Konga urged Mining Minister Johnson Tuke to ensure the mine reopened.

He said it was an economic opportunity for East New Britain now that the province had been given greater autonomy.

Gerep said resources owners had not benefited from the mine when the developer left abruptly.

Locals looted and vandalised everything at the mine, including explosives and chemicals.

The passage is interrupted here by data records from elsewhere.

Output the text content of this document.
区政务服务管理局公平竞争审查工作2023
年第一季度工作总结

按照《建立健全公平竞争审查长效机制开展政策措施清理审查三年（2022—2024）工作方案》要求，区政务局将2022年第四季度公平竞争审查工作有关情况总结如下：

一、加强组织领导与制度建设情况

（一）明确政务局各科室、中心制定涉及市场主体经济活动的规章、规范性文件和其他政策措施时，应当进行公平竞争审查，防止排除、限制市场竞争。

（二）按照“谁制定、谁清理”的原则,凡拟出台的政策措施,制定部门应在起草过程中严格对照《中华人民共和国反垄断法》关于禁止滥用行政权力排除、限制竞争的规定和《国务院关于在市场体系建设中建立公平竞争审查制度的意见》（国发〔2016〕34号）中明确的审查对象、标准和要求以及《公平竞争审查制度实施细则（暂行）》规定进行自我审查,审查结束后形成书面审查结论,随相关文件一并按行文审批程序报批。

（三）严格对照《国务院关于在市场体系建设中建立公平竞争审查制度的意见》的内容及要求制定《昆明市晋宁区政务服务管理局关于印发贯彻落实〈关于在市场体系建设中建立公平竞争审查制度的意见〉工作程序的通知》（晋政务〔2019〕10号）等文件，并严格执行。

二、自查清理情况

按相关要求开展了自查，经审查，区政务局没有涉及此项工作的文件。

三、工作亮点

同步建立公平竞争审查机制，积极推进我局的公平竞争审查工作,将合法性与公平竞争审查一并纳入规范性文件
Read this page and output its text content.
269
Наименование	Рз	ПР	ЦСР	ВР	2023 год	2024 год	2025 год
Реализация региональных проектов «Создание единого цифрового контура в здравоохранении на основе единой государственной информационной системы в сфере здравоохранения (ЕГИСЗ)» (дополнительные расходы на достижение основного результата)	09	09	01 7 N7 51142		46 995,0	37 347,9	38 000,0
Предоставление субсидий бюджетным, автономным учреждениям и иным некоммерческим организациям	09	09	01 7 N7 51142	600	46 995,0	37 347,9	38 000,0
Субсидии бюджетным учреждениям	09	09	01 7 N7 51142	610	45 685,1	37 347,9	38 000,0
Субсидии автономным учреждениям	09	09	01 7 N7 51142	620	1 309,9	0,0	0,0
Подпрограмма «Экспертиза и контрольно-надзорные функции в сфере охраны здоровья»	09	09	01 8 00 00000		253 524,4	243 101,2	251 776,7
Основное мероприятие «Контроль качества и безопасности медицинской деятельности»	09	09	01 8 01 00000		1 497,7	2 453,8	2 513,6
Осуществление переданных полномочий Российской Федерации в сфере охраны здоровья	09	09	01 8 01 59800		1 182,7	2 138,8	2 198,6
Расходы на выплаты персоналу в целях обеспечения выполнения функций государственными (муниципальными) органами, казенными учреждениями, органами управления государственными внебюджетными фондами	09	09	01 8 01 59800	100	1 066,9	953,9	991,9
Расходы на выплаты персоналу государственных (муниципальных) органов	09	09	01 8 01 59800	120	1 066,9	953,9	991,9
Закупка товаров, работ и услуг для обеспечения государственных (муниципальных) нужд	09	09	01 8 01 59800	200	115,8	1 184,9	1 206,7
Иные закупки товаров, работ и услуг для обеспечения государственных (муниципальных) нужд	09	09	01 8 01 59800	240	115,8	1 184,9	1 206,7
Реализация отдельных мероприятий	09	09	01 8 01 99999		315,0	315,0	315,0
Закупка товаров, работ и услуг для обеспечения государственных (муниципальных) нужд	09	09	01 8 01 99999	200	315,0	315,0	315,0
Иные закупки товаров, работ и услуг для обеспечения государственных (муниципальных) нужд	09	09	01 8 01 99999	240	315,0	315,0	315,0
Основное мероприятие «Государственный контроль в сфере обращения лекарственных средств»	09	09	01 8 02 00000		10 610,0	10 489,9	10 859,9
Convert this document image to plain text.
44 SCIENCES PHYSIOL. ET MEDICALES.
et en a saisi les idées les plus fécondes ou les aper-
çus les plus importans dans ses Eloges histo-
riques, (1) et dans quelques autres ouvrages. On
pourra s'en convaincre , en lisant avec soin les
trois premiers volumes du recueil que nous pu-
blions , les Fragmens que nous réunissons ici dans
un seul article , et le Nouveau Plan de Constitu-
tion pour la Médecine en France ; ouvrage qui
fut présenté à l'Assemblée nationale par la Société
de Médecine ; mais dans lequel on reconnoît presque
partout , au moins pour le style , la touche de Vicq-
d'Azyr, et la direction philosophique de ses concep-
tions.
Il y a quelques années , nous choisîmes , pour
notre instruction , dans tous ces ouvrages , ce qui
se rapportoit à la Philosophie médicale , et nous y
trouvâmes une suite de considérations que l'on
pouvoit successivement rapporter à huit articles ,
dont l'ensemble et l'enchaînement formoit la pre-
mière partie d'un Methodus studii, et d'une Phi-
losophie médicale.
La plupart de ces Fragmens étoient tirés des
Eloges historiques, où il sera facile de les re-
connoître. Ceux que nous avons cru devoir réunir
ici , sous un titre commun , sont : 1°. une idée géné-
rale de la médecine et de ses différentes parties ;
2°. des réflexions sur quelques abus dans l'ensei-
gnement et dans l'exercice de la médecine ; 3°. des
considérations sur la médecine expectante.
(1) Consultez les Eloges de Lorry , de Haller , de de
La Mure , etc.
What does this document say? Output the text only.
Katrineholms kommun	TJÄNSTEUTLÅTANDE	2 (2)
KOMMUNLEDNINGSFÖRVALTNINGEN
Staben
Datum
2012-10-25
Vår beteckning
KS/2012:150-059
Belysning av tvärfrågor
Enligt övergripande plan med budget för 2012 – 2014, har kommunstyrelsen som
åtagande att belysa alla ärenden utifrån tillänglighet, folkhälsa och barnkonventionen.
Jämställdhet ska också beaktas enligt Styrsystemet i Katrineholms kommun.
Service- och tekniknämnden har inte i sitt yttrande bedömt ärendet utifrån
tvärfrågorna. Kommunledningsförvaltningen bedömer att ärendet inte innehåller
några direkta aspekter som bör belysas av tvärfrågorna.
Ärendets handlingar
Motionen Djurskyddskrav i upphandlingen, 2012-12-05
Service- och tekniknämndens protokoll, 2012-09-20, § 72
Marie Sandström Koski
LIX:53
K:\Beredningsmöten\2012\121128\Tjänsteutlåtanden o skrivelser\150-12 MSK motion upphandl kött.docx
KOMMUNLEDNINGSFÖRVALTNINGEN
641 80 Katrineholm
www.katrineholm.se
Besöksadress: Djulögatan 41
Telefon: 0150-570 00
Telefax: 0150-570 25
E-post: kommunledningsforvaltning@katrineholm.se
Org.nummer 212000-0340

Reports had surfaced of chemicals from abandoned vats flowing into the Warangoi River.

Tuke concurred with Konga and Gerep, saying he wanted to see the mine reopened.

He said he was ready to work with the authorities in East New Britain to ensure that the mine reopened and provided jobs for locals.

Developer New Guinea Gold Ltd abandoned the mine in Sept 2014 blaming the government and MRA for not quickly renewing their mining lease.

It was understood the matter was before the court.

MRA said that the environmental issues that had been raised were for the Conservation and Environment Protection Authority to deal with.